Importing an .RPT (6 gigs) file into SQL Server 2005

I'm trying to import two seperate .RPT files into SQL, one is small, one is large. Both have issues with determining where the columns are seperated.
My solution for this was to import the file into access, define the columns and then save it as a txt file.
This worked perfectly.
The problem however is the larger file is 6 gigs and MS Access won't allow me to open it. When trying to change the extension to simply .txt and importing it into SQL, everything comes down under one column (despite there being 10) and there is no way to accurately seperate the data.
Please help!
As Tony stated Access has a hard 2GB limit on database size.
You don't say what kind of file the .RPT file is. If it is a text file, then you could break it into smaller chunks by reading it line by line and appending it into temporary files. Then import/export these smaller files one at a time.

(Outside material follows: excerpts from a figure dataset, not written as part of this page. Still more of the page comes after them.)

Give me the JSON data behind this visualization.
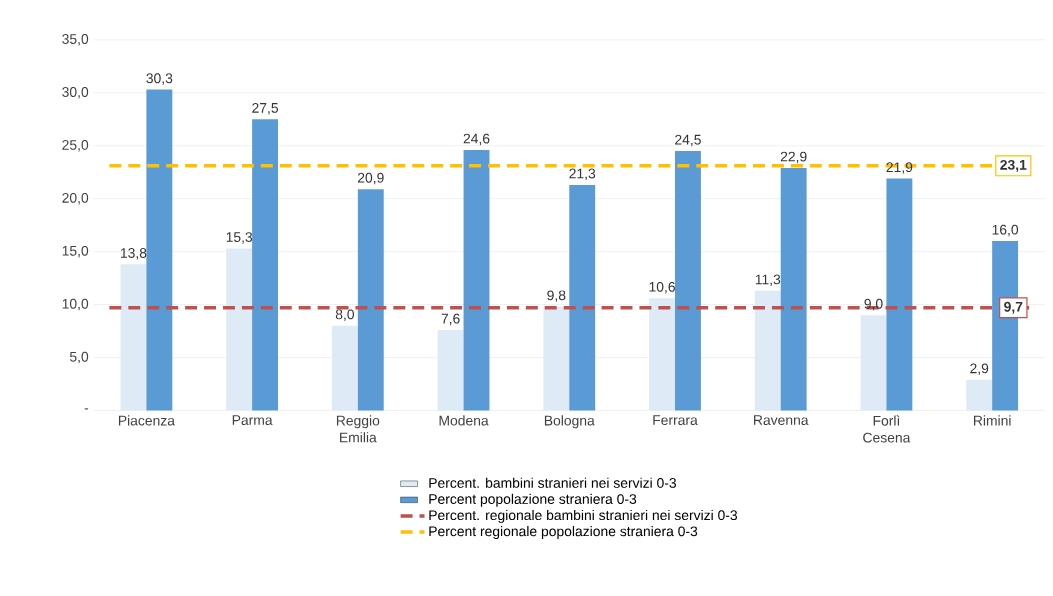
{
  "chart_data": {
    "type": "bar",
    "categories": [
      "Piacenza",
      "Parma",
      "Reggio Emilia",
      "Modena",
      "Bologna",
      "Ferrara",
      "Ravenna",
      "Forlì Cesena",
      "Rimini"
    ],
    "series": [
      {
        "name": "Percent. bambini stranieri nei servizi 0-3",
        "color": "#deebf7",
        "values": [
          13.8,
          15.3,
          8.0,
          7.6,
          9.8,
          10.6,
          11.3,
          9.0,
          2.9
        ],
        "value_labels": [
          "13,8",
          "15,3",
          "8,0",
          "7,6",
          "9,8",
          "10,6",
          "11,3",
          "9,0",
          "2,9"
        ]
      },
      {
        "name": "Percent popolazione straniera 0-3",
        "color": "#5b9bd5",
        "values": [
          30.3,
          27.5,
          20.9,
          24.6,
          21.3,
          24.5,
          22.9,
          21.9,
          16.0
        ],
        "value_labels": [
          "30,3",
          "27,5",
          "20,9",
          "24,6",
          "21,3",
          "24,5",
          "22,9",
          "21,9",
          "16,0"
        ]
      }
    ],
    "ref_lines": [
      {
        "axis": "y",
        "value": 9.7,
        "label": "Percent. regionale bambini stranieri nei servizi 0-3",
        "color": "#c0504d",
        "line_style": "dashed"
      },
      {
        "axis": "y",
        "value": 23.1,
        "label": "Percent regionale popolazione straniera 0-3",
        "color": "#ffc000",
        "line_style": "dashed"
      }
    ],
    "annotations": [
      {
        "text": "9,7",
        "x": "Rimini",
        "y": 9.7
      },
      {
        "text": "23,1",
        "x": "Rimini",
        "y": 23.1
      }
    ],
    "ylim": [
      0,
      35
    ],
    "yticks": [
      {
        "value": 0,
        "label": "-"
      },
      {
        "value": 5,
        "label": "5,0"
      },
      {
        "value": 10,
        "label": "10,0"
      },
      {
        "value": 15,
        "label": "15,0"
      },
      {
        "value": 20,
        "label": "20,0"
      },
      {
        "value": 25,
        "label": "25,0"
      },
      {
        "value": 30,
        "label": "30,0"
      },
      {
        "value": 35,
        "label": "35,0"
      }
    ],
    "grid": "y",
    "legend": "bottom"
  }
}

Keep in mind the 2GB limit is on the Access database, so your temporary text files will need to be somewhat smaller because the import will likely introduce some additional overhead. Also, you may need to compact/repair the database in between import/export cycles to reclaim space in the database; simply deleting the records is not enough.
If the file has column delimiters or fixed column widths you can try the following in SQL Management Studio:
Right click on a database, select "Tasks" and then "Import data...". This will take you through a wizard where you can define the source columns and map them to an existing or new table.